Intriguingly the seduction of film, and the seduction of the explosion cross paths, as cinematic heroes and villains shoot each other in storyboarded narratives, locked in a perpetual feedback loop. The gun is a mythologised artefact. “Aim”, “In sight”, “shoot” and “fire”; the language of the gun is shared with that of photography and film. It’s not surprising that the camera and gun evolved together. In the 1880’s cameras with sequential frames for time and motion studies were made from modified guns with a a rotating disc of light sensitive film recording in the place of the bullet that would have frozen motion.
In examining the point where language and imaging intersects, this newly commissioned series of images is made by photographing bullets firing from a revolver in total darkness. Each of the photographs I have taken captures the entirety of a gunshot, from start to finish. Contrary to the high-speed fraction of suspended action used in scientific imagery by Harold Edgerton known for his micro second photographs of nuclear explosions and bullets in mid flight, these images are a summation of the durational energy and action that the camera witnessed.

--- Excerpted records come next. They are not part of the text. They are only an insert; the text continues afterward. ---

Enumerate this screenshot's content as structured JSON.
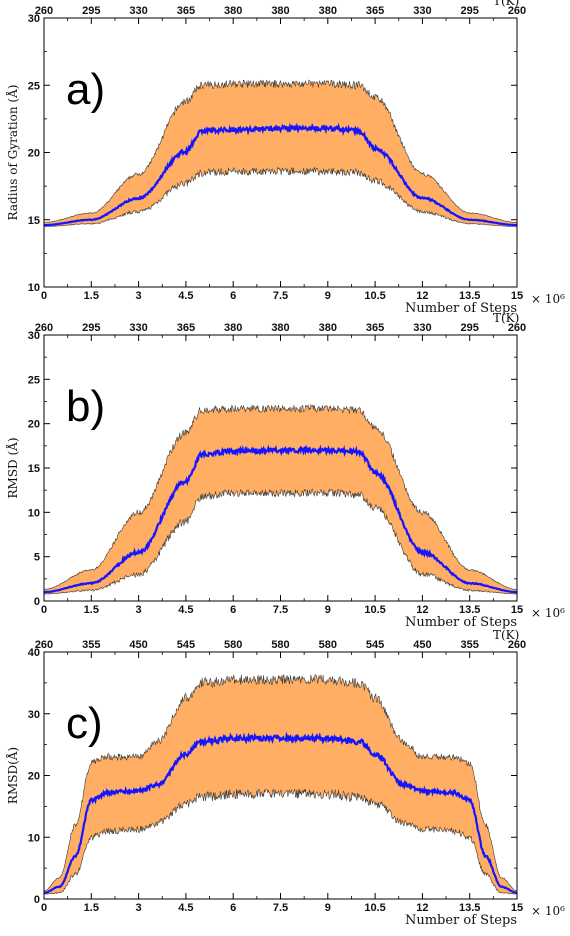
{
  "chart_data": [
    {
      "type": "area",
      "panel_label": "a)",
      "title": "",
      "xlabel": "Number of Steps",
      "x_multiplier": "× 10⁶",
      "ylabel": "Radius of Gyration (Å)",
      "top_axis_label": "T(K)",
      "xlim": [
        0,
        15
      ],
      "ylim": [
        10,
        30
      ],
      "x_ticks": [
        0,
        1.5,
        3,
        4.5,
        6,
        7.5,
        9,
        10.5,
        12,
        13.5,
        15
      ],
      "x_tick_labels": [
        "0",
        "1.5",
        "3",
        "4.5",
        "6",
        "7.5",
        "9",
        "10.5",
        "12",
        "13.5",
        "15"
      ],
      "y_ticks": [
        10,
        15,
        20,
        25,
        30
      ],
      "y_tick_labels": [
        "10",
        "15",
        "20",
        "25",
        "30"
      ],
      "top_tick_labels": [
        "260",
        "295",
        "330",
        "365",
        "380",
        "380",
        "380",
        "365",
        "330",
        "295",
        "260"
      ],
      "colors": {
        "band": "#FFAE63",
        "band_edge": "#3a3a3a",
        "mean": "#1515FF"
      },
      "series": [
        {
          "role": "mean",
          "x": [
            0,
            1.5,
            3,
            4.5,
            5,
            6,
            7.5,
            9,
            10,
            10.5,
            12,
            13.5,
            15
          ],
          "values": [
            14.6,
            15.0,
            16.6,
            20.1,
            21.6,
            21.7,
            21.8,
            21.8,
            21.6,
            20.3,
            16.6,
            15.0,
            14.6
          ]
        },
        {
          "role": "upper",
          "x": [
            0,
            1.5,
            3,
            4.5,
            5,
            6,
            7.5,
            9,
            10,
            10.5,
            12,
            13.5,
            15
          ],
          "values": [
            14.8,
            15.5,
            18.4,
            23.8,
            25.0,
            25.1,
            25.1,
            25.1,
            25.0,
            24.1,
            18.4,
            15.5,
            14.8
          ]
        },
        {
          "role": "lower",
          "x": [
            0,
            1.5,
            3,
            4.5,
            5,
            6,
            7.5,
            9,
            10,
            10.5,
            12,
            13.5,
            15
          ],
          "values": [
            14.5,
            14.7,
            15.6,
            17.7,
            18.5,
            18.6,
            18.6,
            18.6,
            18.5,
            17.9,
            15.6,
            14.7,
            14.5
          ]
        }
      ]
    },
    {
      "type": "area",
      "panel_label": "b)",
      "title": "",
      "xlabel": "Number of Steps",
      "x_multiplier": "× 10⁶",
      "ylabel": "RMSD (Å)",
      "top_axis_label": "T(K)",
      "xlim": [
        0,
        15
      ],
      "ylim": [
        0,
        30
      ],
      "x_ticks": [
        0,
        1.5,
        3,
        4.5,
        6,
        7.5,
        9,
        10.5,
        12,
        13.5,
        15
      ],
      "x_tick_labels": [
        "0",
        "1.5",
        "3",
        "4.5",
        "6",
        "7.5",
        "9",
        "10.5",
        "12",
        "13.5",
        "15"
      ],
      "y_ticks": [
        0,
        5,
        10,
        15,
        20,
        25,
        30
      ],
      "y_tick_labels": [
        "0",
        "5",
        "10",
        "15",
        "20",
        "25",
        "30"
      ],
      "top_tick_labels": [
        "260",
        "295",
        "330",
        "365",
        "380",
        "380",
        "380",
        "365",
        "330",
        "295",
        "260"
      ],
      "colors": {
        "band": "#FFAE63",
        "band_edge": "#3a3a3a",
        "mean": "#1515FF"
      },
      "series": [
        {
          "role": "mean",
          "x": [
            0,
            1.5,
            3,
            4.5,
            5,
            6,
            7.5,
            9,
            10,
            10.5,
            12,
            13.5,
            15
          ],
          "values": [
            1.0,
            2.0,
            5.5,
            13.5,
            16.5,
            16.9,
            17.0,
            17.0,
            16.8,
            14.5,
            5.5,
            2.0,
            1.0
          ]
        },
        {
          "role": "upper",
          "x": [
            0,
            1.5,
            3,
            4.5,
            5,
            6,
            7.5,
            9,
            10,
            10.5,
            12,
            13.5,
            15
          ],
          "values": [
            1.3,
            3.5,
            10.0,
            19.0,
            21.5,
            21.7,
            21.7,
            21.7,
            21.5,
            19.5,
            10.0,
            3.5,
            1.3
          ]
        },
        {
          "role": "lower",
          "x": [
            0,
            1.5,
            3,
            4.5,
            5,
            6,
            7.5,
            9,
            10,
            10.5,
            12,
            13.5,
            15
          ],
          "values": [
            0.8,
            1.2,
            3.0,
            9.0,
            11.8,
            12.2,
            12.2,
            12.2,
            12.0,
            10.5,
            3.0,
            1.2,
            0.8
          ]
        }
      ]
    },
    {
      "type": "area",
      "panel_label": "c)",
      "title": "",
      "xlabel": "Number of Steps",
      "x_multiplier": "× 10⁶",
      "ylabel": "RMSD(Å)",
      "top_axis_label": "T(K)",
      "xlim": [
        0,
        15
      ],
      "ylim": [
        0,
        40
      ],
      "x_ticks": [
        0,
        1.5,
        3,
        4.5,
        6,
        7.5,
        9,
        10.5,
        12,
        13.5,
        15
      ],
      "x_tick_labels": [
        "0",
        "1.5",
        "3",
        "4.5",
        "6",
        "7.5",
        "9",
        "10.5",
        "12",
        "13.5",
        "15"
      ],
      "y_ticks": [
        0,
        10,
        20,
        30,
        40
      ],
      "y_tick_labels": [
        "0",
        "10",
        "20",
        "30",
        "40"
      ],
      "top_tick_labels": [
        "260",
        "355",
        "450",
        "545",
        "580",
        "580",
        "580",
        "545",
        "450",
        "355",
        "260"
      ],
      "colors": {
        "band": "#FFAE63",
        "band_edge": "#3a3a3a",
        "mean": "#1515FF"
      },
      "series": [
        {
          "role": "mean",
          "x": [
            0,
            0.5,
            1.0,
            1.5,
            2.0,
            3.0,
            3.6,
            4.5,
            5.0,
            6,
            7.5,
            9,
            10,
            10.5,
            11.4,
            12.0,
            13.0,
            13.5,
            14.0,
            14.5,
            15
          ],
          "values": [
            1.0,
            2.0,
            7.0,
            16.0,
            17.2,
            17.5,
            18.5,
            23.5,
            25.5,
            26.0,
            26.0,
            26.0,
            25.5,
            23.5,
            18.5,
            17.5,
            17.2,
            16.0,
            7.0,
            2.0,
            1.0
          ]
        },
        {
          "role": "upper",
          "x": [
            0,
            0.5,
            1.0,
            1.5,
            2.0,
            3.0,
            3.6,
            4.5,
            5.0,
            6,
            7.5,
            9,
            10,
            10.5,
            11.4,
            12.0,
            13.0,
            13.5,
            14.0,
            14.5,
            15
          ],
          "values": [
            1.3,
            3.5,
            12.0,
            22.0,
            23.0,
            23.0,
            25.5,
            32.5,
            35.0,
            35.5,
            35.5,
            35.5,
            35.0,
            32.5,
            25.5,
            23.0,
            23.0,
            22.0,
            12.0,
            3.5,
            1.3
          ]
        },
        {
          "role": "lower",
          "x": [
            0,
            0.5,
            1.0,
            1.5,
            2.0,
            3.0,
            3.6,
            4.5,
            5.0,
            6,
            7.5,
            9,
            10,
            10.5,
            11.4,
            12.0,
            13.0,
            13.5,
            14.0,
            14.5,
            15
          ],
          "values": [
            0.8,
            1.0,
            4.0,
            10.0,
            11.0,
            11.3,
            12.3,
            15.5,
            16.5,
            17.0,
            17.0,
            17.0,
            16.5,
            15.5,
            12.3,
            11.3,
            11.0,
            10.0,
            4.0,
            1.0,
            0.8
          ]
        }
      ]
    }
  ]
}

Sitting on the line between objective fact and imagined reality, the fragments of muzzle flash reference epic cinema, the skies of romantic painters such as John Martin – and the expansive dioramas his paintings inspired. The slippage between cataloguing observation and subjective association is territory that fascinates me. I propose that instead of fixing a certainty, the representations we make of the world amplify our doubts about the experiences we have of reality.
Celestial Objects was exhibited at Durham Art Gallery in 18 October 2013 – 12 January 2014 in the exhibition Aim and Fire, a core exhibition of The Social: Encountering Photography.